Agenda républicain
Tridi 3 Nivôse
Jour du Bitume.
Tridi 3, Bitume. Les bitumes sont en général des substances combustibles, solides, molles ou fluides, d’une odeur forte, âcre et aromatique. Ils forment des couches dans l’intérieur de la terre, suintent à travers les roches, ou nagent à la surface des eaux. Ils brûlent avec une flamme rapide. On n’est pas d’accord sur leur nature ; les uns l’attribuent à des végétaux, les autres à des animaux enfouis, mais comme ces derniers contiennent une plus grande quantité de matière huileuse, ils paroissent avoir plus contribué à la formation des bitumes que les premiers. Les huiles et les graisses des animaux marins semblent donc être un des matériaux dont sont formés certains bitumes, tandis que d’autres ont une origine véritablement végétale et sont dus à des résines ou à des huiles essentielles, enfouies dans la terre. Parmi tous les bitumes connus, il y en a cinq espèces très distinctes ; savoir : le succin ou ambre jaune, l’asphalte ou bitume de Judée, le jais ou jayet, le charbon de terre et le pétrole.
La première espèce est le succin ou ambre jaune ; il renferme plusieurs insectes. C’est l’électron des anciens, et comme il attire les corps légers, toutes les substances qui ont la même propriété ont été appelées électriques. On le trouve principalement en Prusse ; il paroît dû à une résine végétale ; on n’est pas d’accord sur son origine. On en fait des bagues, des bijoux, des colliers pour les enfans ; on en trouve des morceaux d’une belle portée ; on en retire, par la distillation, une huile volatile et inflammable, un sel volatil, qui, mêlé avec l’ammoniac caustique forme l’eau de luce. Il y a plusieurs variétés du succin différemment colorées. L’ambre gris est une substance animale.

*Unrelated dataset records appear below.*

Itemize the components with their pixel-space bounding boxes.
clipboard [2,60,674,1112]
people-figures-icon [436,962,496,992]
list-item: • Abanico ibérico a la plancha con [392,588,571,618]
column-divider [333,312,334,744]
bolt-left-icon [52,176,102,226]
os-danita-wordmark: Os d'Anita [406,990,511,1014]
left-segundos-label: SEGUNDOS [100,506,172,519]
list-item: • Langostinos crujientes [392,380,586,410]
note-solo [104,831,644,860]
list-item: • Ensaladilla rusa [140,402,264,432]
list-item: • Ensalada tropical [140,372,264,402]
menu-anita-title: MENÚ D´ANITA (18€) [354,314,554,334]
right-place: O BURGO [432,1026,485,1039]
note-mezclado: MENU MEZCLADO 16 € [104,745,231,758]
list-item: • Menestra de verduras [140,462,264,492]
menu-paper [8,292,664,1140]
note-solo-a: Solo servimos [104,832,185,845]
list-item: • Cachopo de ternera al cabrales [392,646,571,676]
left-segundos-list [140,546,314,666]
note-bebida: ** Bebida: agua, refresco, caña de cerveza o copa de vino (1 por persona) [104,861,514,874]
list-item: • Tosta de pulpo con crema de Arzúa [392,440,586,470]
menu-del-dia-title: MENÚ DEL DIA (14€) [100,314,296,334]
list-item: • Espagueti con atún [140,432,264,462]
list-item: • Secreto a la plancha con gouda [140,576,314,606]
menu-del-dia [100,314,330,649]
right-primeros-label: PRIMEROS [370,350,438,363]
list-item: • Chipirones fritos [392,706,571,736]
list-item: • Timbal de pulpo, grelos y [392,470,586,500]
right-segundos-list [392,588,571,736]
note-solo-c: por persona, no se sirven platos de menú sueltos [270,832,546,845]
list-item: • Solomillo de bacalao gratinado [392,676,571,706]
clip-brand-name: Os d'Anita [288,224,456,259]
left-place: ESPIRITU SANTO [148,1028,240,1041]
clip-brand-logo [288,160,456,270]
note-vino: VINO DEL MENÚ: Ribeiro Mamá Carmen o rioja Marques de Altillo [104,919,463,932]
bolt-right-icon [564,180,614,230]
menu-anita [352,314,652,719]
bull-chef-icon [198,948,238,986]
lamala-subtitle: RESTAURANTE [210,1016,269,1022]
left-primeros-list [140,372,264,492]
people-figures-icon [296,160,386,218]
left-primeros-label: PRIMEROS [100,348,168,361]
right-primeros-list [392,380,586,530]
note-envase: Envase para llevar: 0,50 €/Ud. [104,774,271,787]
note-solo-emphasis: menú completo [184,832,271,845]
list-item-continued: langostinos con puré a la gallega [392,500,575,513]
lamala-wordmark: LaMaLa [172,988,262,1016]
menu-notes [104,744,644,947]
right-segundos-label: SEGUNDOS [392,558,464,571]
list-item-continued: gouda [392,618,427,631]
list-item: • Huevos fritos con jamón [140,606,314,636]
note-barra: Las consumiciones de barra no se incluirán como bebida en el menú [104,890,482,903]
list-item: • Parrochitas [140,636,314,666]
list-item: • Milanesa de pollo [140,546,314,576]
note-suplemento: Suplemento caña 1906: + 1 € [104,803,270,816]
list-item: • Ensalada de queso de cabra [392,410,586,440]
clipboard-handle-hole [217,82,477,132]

La seconde espèce de bitume est l’asphalte appelé aussi, bitume de Judée, poix de Montagne. Il est noir, pesant, solide, et assez brillant. Il acquiert, par le frottement, une légère odeur. On le trouve sur les eaux du lac Asphaltique ou mer morte, dans la Judée, près duquel étoient Sodôme et Gomorrhe, ce qui a donné lieu à la fable de l’incendie de ces deux villes, produites par la colère céleste, selon le récit de l’auteur de la bible ; on l’appelle pour cette raison Karabé de Sodôme. Les habitans du pays incommodés par l’odeur de ce bitume, nageant sur les eaux, et encouragés par le profit qu’ils en retirent, le ramassent avec soin. On trouve aussi de l’asphalte sur plusieurs lacs de la Chine. L’asphalte du commerce vient de Neufchâtel et du Walengin, on regarde l’asphalte comme le succin qui a éprouvé l’action d’un feu souterrein. Les Indiens et les Arabes l’emploient comme le gaudron, pour enduire les vaisseaux ; il entre dans la composition du vernis noir de la Chine, et dans les feux d’artifice qui brûlent sur l’eau.
Les pauvres Egyptiens, qui ne pouvoient pas se procurer des substances anti-septiques, plus précieuses, s’en servoient pour embaumer les corps, c’est de-là qu’on l’appelle gomme de funérailles, baume de momie ; on l’allie quelquefois avec la poix.
La troisième espèce de bitume est le jais ou jayet, qui est compact, brillant, vitreux dans sa cassure, et susceptible d’un beau poli. Il attire les corps légers comme le succin ; on en trouve dans le département de Vaucluse ; il contient des pyrites ; il se ramollit, quand on le brûle, et fournit de l’huile à la distillation. On l’employe pour faire des tabatières, des broderies, des bracelets, des boutons, des bijoux de deuil ; c’est à Wirtemberg qu’on le travaille.
Le charbon de terre vient ensuite ; (voyez houille).
Le pétrole est la dernière espèce ; on lui a donné ce nom et celui d’huile de pierre, parce qu’il coule entre les pierres, sur les rochers, ou dans différens lieux, à la surface de la terre. Cette huile diffère par sa légèreté, son odeur, sa consistance et son inflammabilité ; il y a plusieurs variétés de pétrole, on appelle naphte le plus transparent et le plus léger ; pétrole celui qui est plus épais et plus foncé, enfin la poix minérale, est le plus noir et le plus épais ; Le pétrole e trouve dans plusieurs endroits des départemens méridionaux. On le brûle en Perse pour s’éclairer ; on peut, si on en imbibe des mottes de terre, s’en servir pour le chauffage, mais il répand une fumée épaisse, et une odeur désagréable ; on pense qu’ol entroit dans la composition du feu grégeois. Il peut servir pour composer un mortier très-solide et très-durable ; on en retire une huile propre à gaudroner les vaisseaux ; quelques médecins ont conseillé des frictions et des fumigations de pétrole contre les maladies des muscles.